Over time, a meal of black-eyed peas came to symbolize good luck, the greens to symbolize money in the new year, and the cornbread to symbolize gold. Does it work? Who knows, but when cooked with onion, a smoked ham hock, and some Realtree smoked sausage from Uncle John's Pride, it's a meal everyone will love. And who knows, maybe it will bring a little good luck. It sure couldn't hurt.
Ingredients
16 ounces dried black-eyed peas, rinsed and soaked in cold water overnight
1 smoked ham hock
1 yellow onion, chopped
6 cups water or chicken stock, or a combination of the two
2 packs (14 ounces each) Realtree smoked sausage, cut into bite-sized pieces
2 cups cooked white rice
Salt and pepper
Cooking Instructions
Start by rinsing the dried peas. After rinsing and checking them for any foreign substance like other grains or small rocks, soak them in a glass or plastic bowl overnight in cold water.
Pour off the soaking water and add the peas to a large pot.
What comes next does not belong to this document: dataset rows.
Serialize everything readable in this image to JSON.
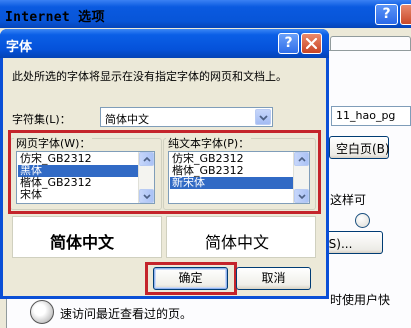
{
  "background_window": {
    "title": "Internet 选项",
    "url_fragment": "11_hao_pg",
    "blank_page_button": "空白页(B)",
    "text_fragment_1": "这样可",
    "settings_button": "置(S)...",
    "text_fragment_2": "时使用户快",
    "history_text": "速访问最近查看过的页。"
  },
  "dialog": {
    "title": "字体",
    "description": "此处所选的字体将显示在没有指定字体的网页和文档上。",
    "charset": {
      "label": "字符集(L)：",
      "value": "简体中文"
    },
    "web_font": {
      "label": "网页字体(W)：",
      "items": [
        "仿宋_GB2312",
        "黑体",
        "楷体_GB2312",
        "宋体"
      ],
      "selected_index": 1,
      "preview": "简体中文"
    },
    "plain_font": {
      "label": "纯文本字体(P)：",
      "items": [
        "仿宋_GB2312",
        "楷体_GB2312",
        "新宋体"
      ],
      "selected_index": 2,
      "preview": "简体中文"
    },
    "ok_button": "确定",
    "cancel_button": "取消"
  },
  "colors": {
    "titlebar_blue": "#0a5ae0",
    "selection": "#316ac5",
    "highlight_box": "#c4242b",
    "dialog_face": "#ece9d8"
  },
  "icons": [
    "help-icon",
    "close-icon",
    "dropdown-arrow-icon",
    "scroll-up-icon",
    "scroll-down-icon",
    "history-icon"
  ]
}
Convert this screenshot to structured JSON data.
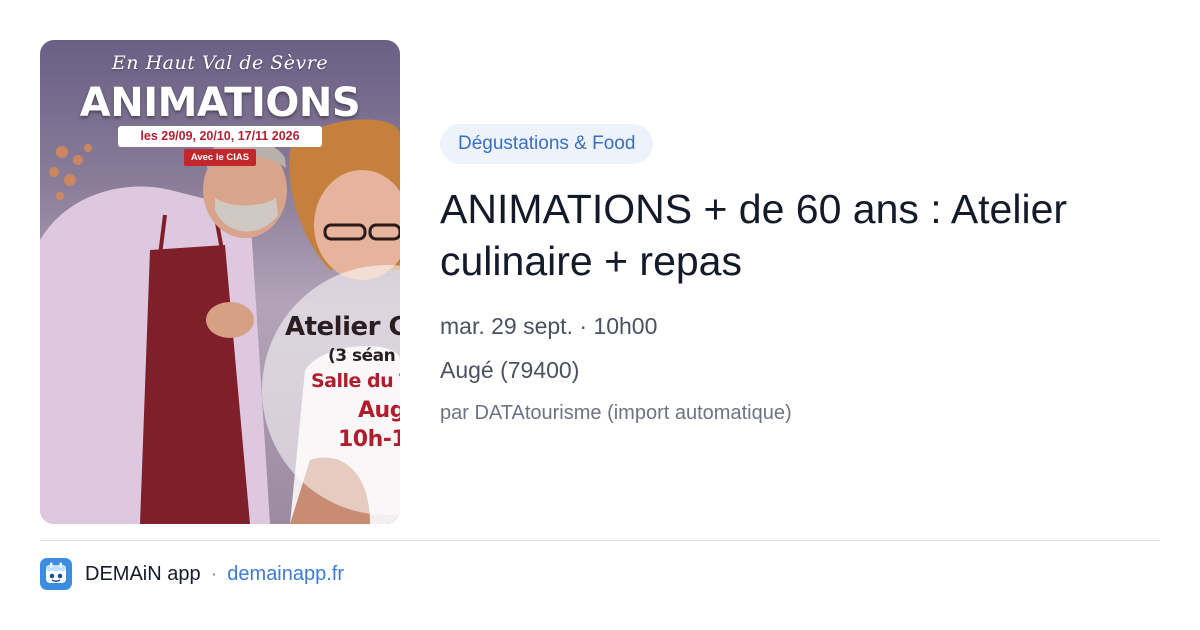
{
  "poster": {
    "tagline": "En Haut Val de Sèvre",
    "headline": "ANIMATIONS",
    "dates": "les 29/09, 20/10, 17/11 2026",
    "partner": "Avec le CIAS",
    "line1": "Atelier Cu",
    "line2": "(3 séan",
    "line3": "Salle du T",
    "line4": "Auge",
    "line5": "10h-1"
  },
  "event": {
    "category": "Dégustations & Food",
    "title": "ANIMATIONS + de 60 ans : Atelier culinaire + repas",
    "datetime": "mar. 29 sept. · 10h00",
    "location": "Augé (79400)",
    "source": "par DATAtourisme (import automatique)"
  },
  "footer": {
    "app_name": "DEMAiN app",
    "separator": "·",
    "domain": "demainapp.fr",
    "icon": "demain-app-icon"
  },
  "colors": {
    "category_bg": "#edf2fb",
    "category_text": "#3a6fc3",
    "title": "#131a2a",
    "link": "#3c7bd6",
    "app_icon": "#3c8ce0"
  }
}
Add the ham hock, diced onion, and 6 cups of cold water or stock.
Bring the mixture to a boil, then reduce heat to a simmer. Cook for 1 hour at a low simmer. Check for seasoning. Add salt and pepper, if needed.
Add the Realtree smoked sausage and 2 cups cooked white rice. Stir to combine. Simmer for another 15 to 30 minutes.
Serve the peas with collard, mustard, or turnip greens that have been slow simmered with a hambone or ham hock of their own until they are completely tender. Add a slice of cornbread to complete the meal. Good luck!